Ich habe Fragen zu zwei Themen, auf die ich einfach keine Antwort gefunden habe, oder zum mindestens nicht so detailliert, wie ich es gerne gehabt hätte.
Die Antworten bräuchte ich rein privat, es hat also nichts mit Referaten oder Sonstigem zu tun.


Die Fragen zum ersten Thema wären:

Gab es nach der Französischen Revolution (ich denke da an den Zeitraum um 1800-1850) in Deutschland so etwas wie „Bandengründungen“ von junge Rebellen, die sich gegen die Kirche (und den König) gewandt haben?
Wäre es möglich, dass sie Kirchen/Klöster beschädigt/geplündert haben?

Zum zweiten Thema:

Wie war die Situation in dieser Zeit für Waisen oder für Kinder, die aus bestimmten Gründen (unehelich) in Klosterschulen gesteckt wurden?
Und wann konnten sie diese Klosterschulen verlassen?
Waren diese Schulen früher sehr streng?
Waren sie vielleicht sogar so streng, dass sie Gründe gehabt hätten, sich später von der Kirche abzuwenden und sogar gegen sie zu rebellieren?


Es sind doch ziemlich viele Fragen auf ein Mal.
Aber ich hoffe wirklich sehr, dass Ihr mir weiter helfen könnt!
Je detaillierter desto besser, aber ich wäre auch über Ja/Nein Antworten wirklich froh.


Vielen Dank im Voraus!

Mit freundlichen Grüßen
Lien
 
Zuletzt bearbeitet:
Sicher gab es Räuberbanden, die Zeit von 1790- 1805 kann sogar als Blütezeit des Bandenwesens bezeichnet werden. Allerdings waren die meisten Banditen durchaus nicht politisch motiviert, sondern betrieben Raub als Lebenserwerb. Dabei brachten es einige Banden auf ein sehr hohes Maß an Spezialisierung.

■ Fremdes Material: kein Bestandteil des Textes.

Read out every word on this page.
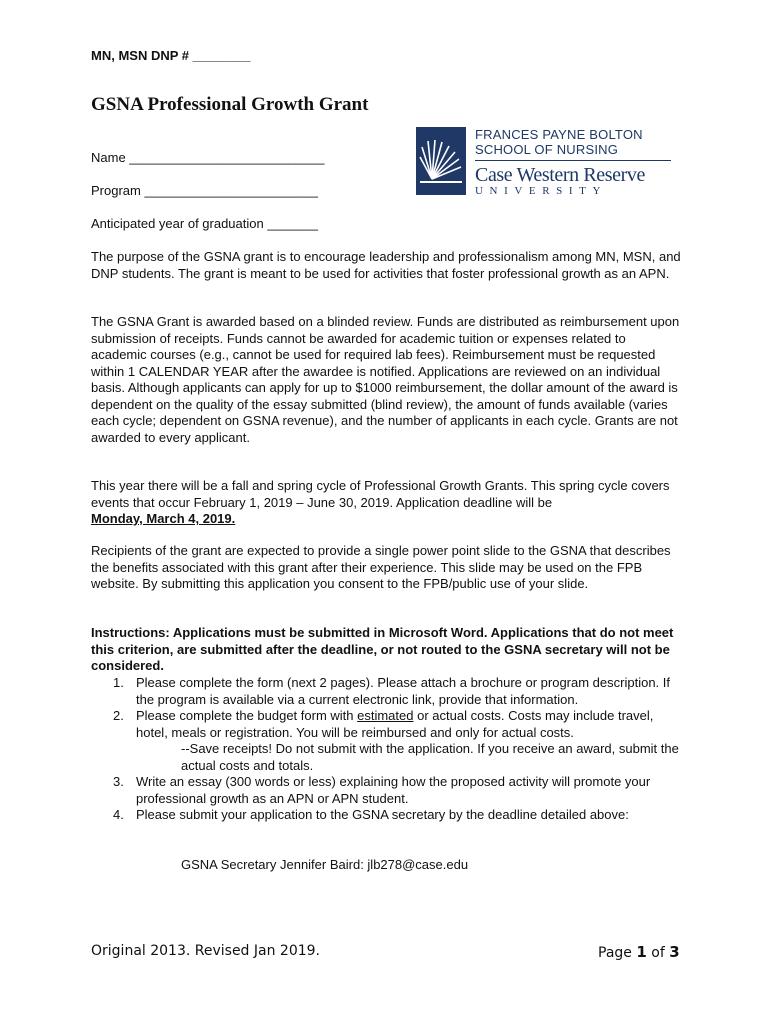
MN, MSN DNP # ________
GSNA Professional Growth Grant
Name ___________________________
Program ________________________
Anticipated year of graduation _______
FRANCES PAYNE BOLTON
SCHOOL OF NURSING
Case Western Reserve
UNIVERSITY

The purpose of the GSNA grant is to encourage leadership and professionalism among MN, MSN, and DNP students. The grant is meant to be used for activities that foster professional growth as an APN.

The GSNA Grant is awarded based on a blinded review. Funds are distributed as reimbursement upon submission of receipts. Funds cannot be awarded for academic tuition or expenses related to academic courses (e.g., cannot be used for required lab fees). Reimbursement must be requested within 1 CALENDAR YEAR after the awardee is notified. Applications are reviewed on an individual basis. Although applicants can apply for up to $1000 reimbursement, the dollar amount of the award is dependent on the quality of the essay submitted (blind review), the amount of funds available (varies each cycle; dependent on GSNA revenue), and the number of applicants in each cycle. Grants are not awarded to every applicant.

This year there will be a fall and spring cycle of Professional Growth Grants. This spring cycle covers events that occur February 1, 2019 – June 30, 2019. Application deadline will be
Monday, March 4, 2019.

Recipients of the grant are expected to provide a single power point slide to the GSNA that describes the benefits associated with this grant after their experience. This slide may be used on the FPB website. By submitting this application you consent to the FPB/public use of your slide.

Instructions: Applications must be submitted in Microsoft Word. Applications that do not meet this criterion, are submitted after the deadline, or not routed to the GSNA secretary will not be considered.
1. Please complete the form (next 2 pages). Please attach a brochure or program description. If the program is available via a current electronic link, provide that information.
2. Please complete the budget form with estimated or actual costs. Costs may include travel, hotel, meals or registration. You will be reimbursed and only for actual costs.
--Save receipts! Do not submit with the application. If you receive an award, submit the actual costs and totals.
3. Write an essay (300 words or less) explaining how the proposed activity will promote your professional growth as an APN or APN student.
4. Please submit your application to the GSNA secretary by the deadline detailed above:
GSNA Secretary Jennifer Baird: jlb278@case.edu
Original 2013. Revised Jan 2019.	Page 1 of 3
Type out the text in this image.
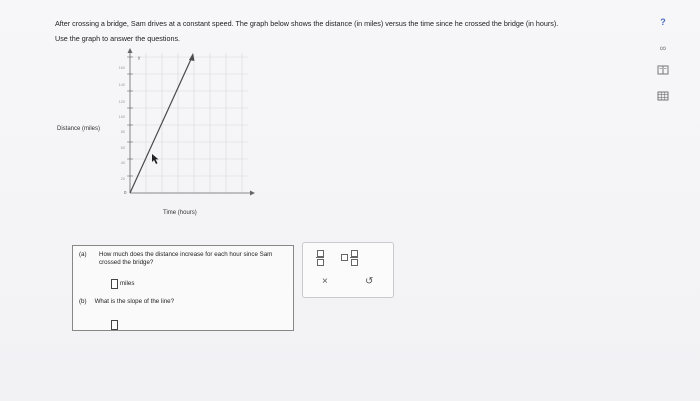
After crossing a bridge, Sam drives at a constant speed. The graph below shows the distance (in miles) versus the time since he crossed the bridge (in hours).
Use the graph to answer the questions.
160
140
120
100
80
60
40
20
y
0
Distance (miles)
Time (hours)
(a) How much does the distance increase for each hour since Sam crossed the bridge?
miles
(b) What is the slope of the line?
×	↺
?
∞
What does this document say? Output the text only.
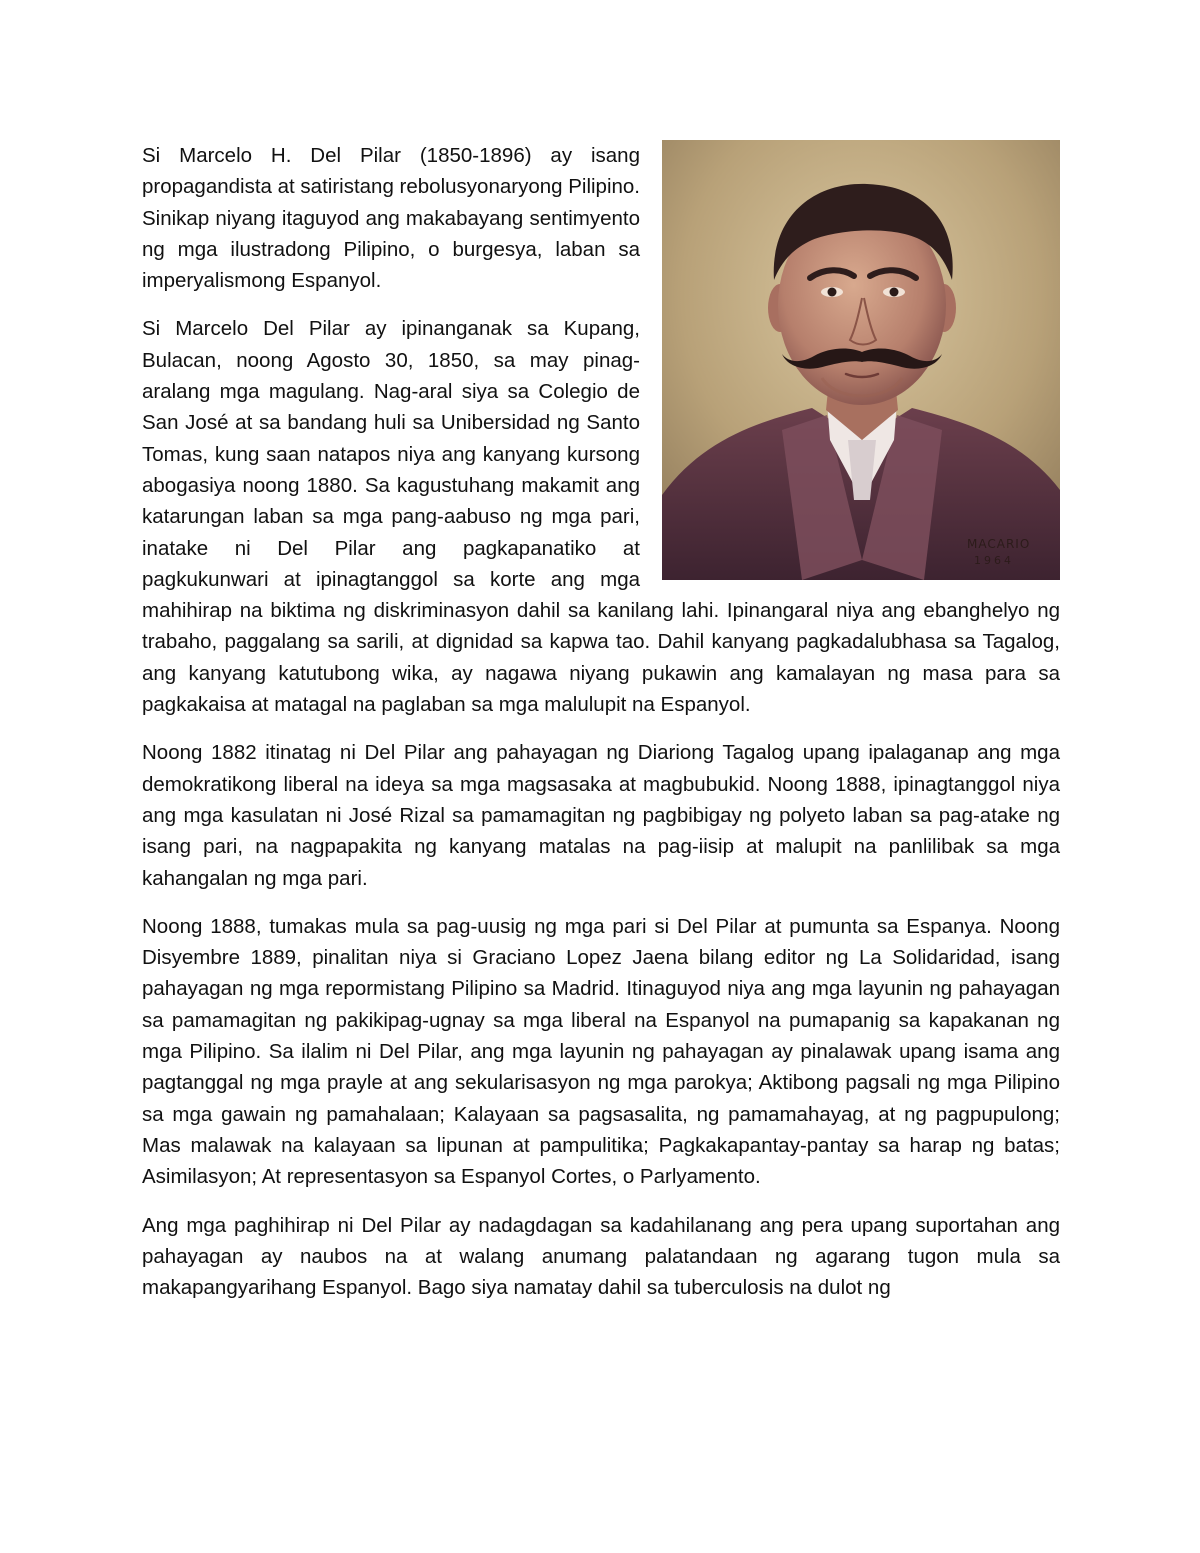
MACARIO
1964

Si Marcelo H. Del Pilar (1850-1896) ay isang propagandista at satiristang rebolusyonaryong Pilipino. Sinikap niyang itaguyod ang makabayang sentimyento ng mga ilustradong Pilipino, o burgesya, laban sa imperyalismong Espanyol.

Si Marcelo Del Pilar ay ipinanganak sa Kupang, Bulacan, noong Agosto 30, 1850, sa may pinag-aralang mga magulang. Nag-aral siya sa Colegio de San José at sa bandang huli sa Unibersidad ng Santo Tomas, kung saan natapos niya ang kanyang kursong abogasiya noong 1880. Sa kagustuhang makamit ang katarungan laban sa mga pang-aabuso ng mga pari, inatake ni Del Pilar ang pagkapanatiko at pagkukunwari at ipinagtanggol sa korte ang mga mahihirap na biktima ng diskriminasyon dahil sa kanilang lahi. Ipinangaral niya ang ebanghelyo ng trabaho, paggalang sa sarili, at dignidad sa kapwa tao. Dahil kanyang pagkadalubhasa sa Tagalog, ang kanyang katutubong wika, ay nagawa niyang pukawin ang kamalayan ng masa para sa pagkakaisa at matagal na paglaban sa mga malulupit na Espanyol.

Noong 1882 itinatag ni Del Pilar ang pahayagan ng Diariong Tagalog upang ipalaganap ang mga demokratikong liberal na ideya sa mga magsasaka at magbubukid. Noong 1888, ipinagtanggol niya ang mga kasulatan ni José Rizal sa pamamagitan ng pagbibigay ng polyeto laban sa pag-atake ng isang pari, na nagpapakita ng kanyang matalas na pag-iisip at malupit na panlilibak sa mga kahangalan ng mga pari.

Noong 1888, tumakas mula sa pag-uusig ng mga pari si Del Pilar at pumunta sa Espanya. Noong Disyembre 1889, pinalitan niya si Graciano Lopez Jaena bilang editor ng La Solidaridad, isang pahayagan ng mga repormistang Pilipino sa Madrid. Itinaguyod niya ang mga layunin ng pahayagan sa pamamagitan ng pakikipag-ugnay sa mga liberal na Espanyol na pumapanig sa kapakanan ng mga Pilipino. Sa ilalim ni Del Pilar, ang mga layunin ng pahayagan ay pinalawak upang isama ang pagtanggal ng mga prayle at ang sekularisasyon ng mga parokya; Aktibong pagsali ng mga Pilipino sa mga gawain ng pamahalaan; Kalayaan sa pagsasalita, ng pamamahayag, at ng pagpupulong; Mas malawak na kalayaan sa lipunan at pampulitika; Pagkakapantay-pantay sa harap ng batas; Asimilasyon; At representasyon sa Espanyol Cortes, o Parlyamento.

Ang mga paghihirap ni Del Pilar ay nadagdagan sa kadahilanang ang pera upang suportahan ang pahayagan ay naubos na at walang anumang palatandaan ng agarang tugon mula sa makapangyarihang Espanyol. Bago siya namatay dahil sa tuberculosis na dulot ng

Besonders erfolgreich war die Große Niederländische Bande, die in Flandern, Brabant, den Niederlanden, Nordfrankreich und seit 1800 vor allem am Rhein tätig war. Ihr gehörten zum großen Teil Juden an. Von Winshooten bei Groningen, später von Gent, Brüssel und Tournai zog der "Pate" der Organisation Moses Jakob die Fäden, unterstützt von seinem Sohn Abraham Jakob, der die Pariser Filiale leitete und seinen Schwiegersöhnen Abraham Picard und Franz Bosbeck.

Zu ihrer bevorzugten Taktik gehörte der gewaltsame Überfall auf Höfe, Güter, Schlösser und selbst kleine Dörfer. Der Coup, einen "Masematten handeln" sagten die Räuber, wurde Generalstabsmäßig vorbereitet oft monatelang vorbereitet. Die Chefs und erfahrenen Veteranen reisten zu Pferde oder mit gemieteten Kutschen zum Tatort, der oft mehr als 100 km vom Wohnort entfernt lag.Sie tarnten sich als Marodeure, sangen die Marseilaise oder "Ah, ca ira", sprengten die Haustüren mit einem Baumstamm auf und schüchterten die Bewohner mit Gewalt ein.

Räuber wie Abraham Picard, der 1807 im Gefängnis von Marburg starb und Jan Bosbeck verbündeten sich später mit rheinischen Banditen wie Mathias Weber alias Fetzer, Damian Hessel und Mathieu Rouhet, einem desertierten Sergeant Major, der dafür den Spitznamen Major bekommen hatte. Im Gegensatz zu vielen früheren jüdischen Banditen arbeiten die Niederländer auch mit Christen zusammen. Gleichzeitig waren zwischen 1800- 1810 die Moselbande, die Odenwaldbande des Hölzerlips, die Wetteraubande und die bekannteste, die des Schinderhannes aktiv. Schinderhannes wurde der bekannteste deutsche Räuber, doch im Vergleich zu Picard war er ein Stümper.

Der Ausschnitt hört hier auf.